Nach langem Zögern und Zaudern habe ich endlich die Termine für möglichen Publikumsverkehr festgelegt und die Anspannung wächst.
Ich habe Angst.
Nicht vor dem Scheitern. Daran bin ich gewöhnt. Wenn niemand kommt, bleibt alles wie es ist und ich kann so weiter machen wie bisher.
Ich habe Angst vor dem Erfolg.
Zuerst einmal davor Horden fremder Menschen in meinem Atelier herumstehen zu sehen, kommunizieren zu müssen, weil diese Menschen ja wegen mir gekommen sind.
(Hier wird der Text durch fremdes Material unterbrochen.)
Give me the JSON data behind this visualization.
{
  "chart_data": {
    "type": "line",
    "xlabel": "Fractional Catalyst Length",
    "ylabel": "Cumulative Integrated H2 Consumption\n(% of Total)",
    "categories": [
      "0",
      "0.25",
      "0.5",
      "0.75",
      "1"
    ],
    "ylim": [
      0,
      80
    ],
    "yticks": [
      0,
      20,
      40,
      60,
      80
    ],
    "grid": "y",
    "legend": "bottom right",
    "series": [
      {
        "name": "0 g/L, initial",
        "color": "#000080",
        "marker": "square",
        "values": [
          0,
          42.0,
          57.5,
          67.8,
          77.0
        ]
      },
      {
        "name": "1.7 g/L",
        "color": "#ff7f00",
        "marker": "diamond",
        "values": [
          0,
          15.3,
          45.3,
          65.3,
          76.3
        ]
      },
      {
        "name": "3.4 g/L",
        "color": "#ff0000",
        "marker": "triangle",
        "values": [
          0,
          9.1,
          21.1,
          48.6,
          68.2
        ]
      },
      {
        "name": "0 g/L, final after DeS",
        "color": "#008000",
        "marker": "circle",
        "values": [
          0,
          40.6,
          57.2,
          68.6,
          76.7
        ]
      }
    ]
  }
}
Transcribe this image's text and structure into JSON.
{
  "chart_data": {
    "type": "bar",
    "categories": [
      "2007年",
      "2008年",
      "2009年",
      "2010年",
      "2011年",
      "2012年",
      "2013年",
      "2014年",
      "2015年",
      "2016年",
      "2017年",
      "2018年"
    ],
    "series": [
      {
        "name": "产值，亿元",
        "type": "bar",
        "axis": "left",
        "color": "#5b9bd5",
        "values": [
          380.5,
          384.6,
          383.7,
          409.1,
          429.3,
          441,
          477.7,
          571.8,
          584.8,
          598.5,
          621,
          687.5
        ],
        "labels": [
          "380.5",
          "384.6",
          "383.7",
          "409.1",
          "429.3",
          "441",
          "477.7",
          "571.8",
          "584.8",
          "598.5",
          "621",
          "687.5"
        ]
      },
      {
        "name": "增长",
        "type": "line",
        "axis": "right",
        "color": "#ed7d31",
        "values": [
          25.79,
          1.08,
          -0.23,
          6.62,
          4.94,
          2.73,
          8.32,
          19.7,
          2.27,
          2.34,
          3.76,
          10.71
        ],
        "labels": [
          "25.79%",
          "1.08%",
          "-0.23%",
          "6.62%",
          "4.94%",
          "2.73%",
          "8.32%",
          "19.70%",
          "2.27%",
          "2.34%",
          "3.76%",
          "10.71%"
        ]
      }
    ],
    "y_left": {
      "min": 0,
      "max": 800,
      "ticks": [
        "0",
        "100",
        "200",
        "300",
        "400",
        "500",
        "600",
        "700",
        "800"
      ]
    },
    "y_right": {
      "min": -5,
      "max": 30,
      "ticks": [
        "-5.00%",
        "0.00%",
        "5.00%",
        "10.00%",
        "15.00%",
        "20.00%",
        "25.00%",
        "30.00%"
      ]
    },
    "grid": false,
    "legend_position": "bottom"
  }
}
Doch ich habe auch Angst davor finanziell erfolgreich zu werden, meine Bilder zu einem angemessenen Preis verkaufen zu können. Natürlich tagträume ich auch von diesem finanziellen Erfolg, kaufe in Gedanken dieses und jenes. Unter und hinter diesen Tagträumen ist mir aber bewusst, dass sich mein gesamtes Leben dadurch verändern würde.
Wie genau diese Veränderungen aussehen würden, kann ich mir nicht vorstellen. In meinen Gedanken gibt es nur Möglichkeiten und Spekulationen darüber und viele davon gefallen mir nicht. Mich um Steuern, Versicherungen, Verbindlichkeiten, Verkäufe und den gesamten Rest an Verpflichtungen kümmern zu müssen, macht mir Angst.
Genau daran bin ich in der Vergangenheit oft gescheitert. Dieses Korsett an Verantwortlichkeiten ist mir zu eng. Auto zu fahren ist zwar bequem, aber ein Auto zu besitzen bedeutet auch sich ständig um Benzin, Öl, Reifen etc. kümmern zu müssen. Was für viele Menschen als Freiheit gilt, ist für mich eine Last.
Zum Glück sind die Aussichten auf Erfolg nicht nur düster, sondern auch gering. Welcher Kunstkäufer verirrt sich schon ins Hinterland.

Trotzdem ist mein Atelier nun jeden 1. und 3. Sonntag im Monat von 14:00 bis 18:00 Uhr für Interessenten geöffnet.